A primeira igreja protestante no Brasil nasceu no Recife, em 1841, pela pregação do alfaiate negro Agostinho José Pereira, letrado, que proclamava a liberdade de negros e negras nos termos bíblicos. Era uma igreja negra, que tinha mais de 300 seguidores.

Essa e outras histórias vêm relatadas em "O Movimento Negro Evangélico, um mover do Espírito Santo de Deus", de Hernani Francisco da Silva, o primeiro livro do Selo Editorial Negritude Cristã, organizado pela Rede de Organizações Negras Evangélicas (Rone).

O novo selo dará guarida a pequenos livros, a custo baixo, que tragam inovação teórica que subsidie o desenvolvimento de novos rumos e novas expressões do pensamento crítico afro-cristão e enriqueça o estudo da história do movimento negro evangélico no Brasil.

A iniciativa também representa uma contribuição para uma pedagogia inclusiva nas escolas confessionais, subsidiando professores na aplicação da lei que introduz o estudo das relações étnico-raciais nos ensino Fundamental, Médio e Superior.

O Movimento Negro Evangélico, que ganha forma a partir de 2000, é uma força no combate ao racismo e na valorização da consciência negra no segmento evangélico, que, apesar de contar com afrodescendentes em suas fileiras, tem uma longa história de constrangimento e racismo.

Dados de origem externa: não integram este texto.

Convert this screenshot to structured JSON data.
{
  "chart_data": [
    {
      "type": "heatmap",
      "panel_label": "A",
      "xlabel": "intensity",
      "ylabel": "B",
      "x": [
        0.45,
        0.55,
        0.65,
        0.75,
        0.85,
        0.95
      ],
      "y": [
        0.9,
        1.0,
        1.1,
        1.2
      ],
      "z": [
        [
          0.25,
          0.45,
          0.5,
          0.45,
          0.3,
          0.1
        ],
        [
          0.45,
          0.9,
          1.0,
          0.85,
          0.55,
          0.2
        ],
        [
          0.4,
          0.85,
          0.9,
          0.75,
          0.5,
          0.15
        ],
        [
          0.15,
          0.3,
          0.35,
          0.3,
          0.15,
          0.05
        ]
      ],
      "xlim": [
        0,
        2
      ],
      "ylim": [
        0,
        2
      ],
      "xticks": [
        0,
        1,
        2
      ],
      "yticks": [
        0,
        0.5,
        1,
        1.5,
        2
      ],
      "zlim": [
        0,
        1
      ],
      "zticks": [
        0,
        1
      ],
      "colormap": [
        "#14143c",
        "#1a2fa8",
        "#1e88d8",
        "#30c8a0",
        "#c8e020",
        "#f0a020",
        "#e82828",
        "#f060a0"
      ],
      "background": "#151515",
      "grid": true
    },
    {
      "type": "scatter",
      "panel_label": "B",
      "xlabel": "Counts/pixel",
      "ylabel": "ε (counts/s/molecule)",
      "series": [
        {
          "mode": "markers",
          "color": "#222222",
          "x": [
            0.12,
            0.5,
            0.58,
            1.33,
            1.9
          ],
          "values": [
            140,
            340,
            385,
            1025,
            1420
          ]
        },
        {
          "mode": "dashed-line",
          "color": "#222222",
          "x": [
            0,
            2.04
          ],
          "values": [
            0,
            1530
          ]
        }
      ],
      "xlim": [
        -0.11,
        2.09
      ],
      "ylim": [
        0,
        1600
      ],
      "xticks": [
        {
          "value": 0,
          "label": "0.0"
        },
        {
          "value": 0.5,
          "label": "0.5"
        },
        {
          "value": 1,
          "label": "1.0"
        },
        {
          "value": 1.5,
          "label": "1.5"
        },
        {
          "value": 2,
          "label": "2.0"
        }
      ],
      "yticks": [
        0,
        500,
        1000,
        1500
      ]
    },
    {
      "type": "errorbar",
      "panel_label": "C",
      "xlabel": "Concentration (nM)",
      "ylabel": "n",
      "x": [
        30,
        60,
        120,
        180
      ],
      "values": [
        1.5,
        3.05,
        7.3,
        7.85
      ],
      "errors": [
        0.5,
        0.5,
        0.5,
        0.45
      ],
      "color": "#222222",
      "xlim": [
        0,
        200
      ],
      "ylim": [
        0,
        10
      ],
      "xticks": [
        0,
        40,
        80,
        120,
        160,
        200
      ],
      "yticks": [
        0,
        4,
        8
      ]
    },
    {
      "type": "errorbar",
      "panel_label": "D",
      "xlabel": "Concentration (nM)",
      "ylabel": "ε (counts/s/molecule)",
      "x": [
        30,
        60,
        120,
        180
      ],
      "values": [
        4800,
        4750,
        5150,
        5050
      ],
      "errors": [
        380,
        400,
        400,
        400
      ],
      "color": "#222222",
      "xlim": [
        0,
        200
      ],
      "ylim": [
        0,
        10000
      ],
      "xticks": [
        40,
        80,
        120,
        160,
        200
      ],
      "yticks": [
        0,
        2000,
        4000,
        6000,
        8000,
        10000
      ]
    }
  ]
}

Histórias para relatar não faltam, desde o alfaiate pregador no Recife até Mãe Maria, negra da nação nagô comprada pelo pastor luterano Karl Leopold Voges, de São Pedro de Alcântara e de Três Forquilas, no litoral norte do Rio Grande do Sul, onde existia uma comunidade de cerca de 250 negros e negras vinculada à igreja de Lutero.

No primeiro livro do novo selo, Hernani apresenta posturas e posicionamentos das igrejas evangélicas históricas, das evangélicas pentecostais e das neopentecostais no decorrer da história.

A Igreja Metodista do Brasil é a única, segundo o autor, que tem um ministério de Ações Afirmativas para Afro-Descendentes, e a Faculdades EST, de São Leopoldo, tem um Grupo de Negros. A Igreja Presbiteriana Unida introduziu no seu calendário litúrgico um "Dia da Consciência Negra", comemorado a 20 de novembro, em memória do líder quilombola Zumbi dos Palmares.

Nas igrejas pentecostais, arrola Hernani, o trabalho de combate ao racismo e a negritude não fazem parte da agenda de nenhuma denominação desse segmento. As iniciativas que existem vêm das bases, de membros e de pastores. Nas igrejas neopentecostais, a Batalha Espiritual reforça a demonização do povo negro, embora contem com o movimento "black gospel".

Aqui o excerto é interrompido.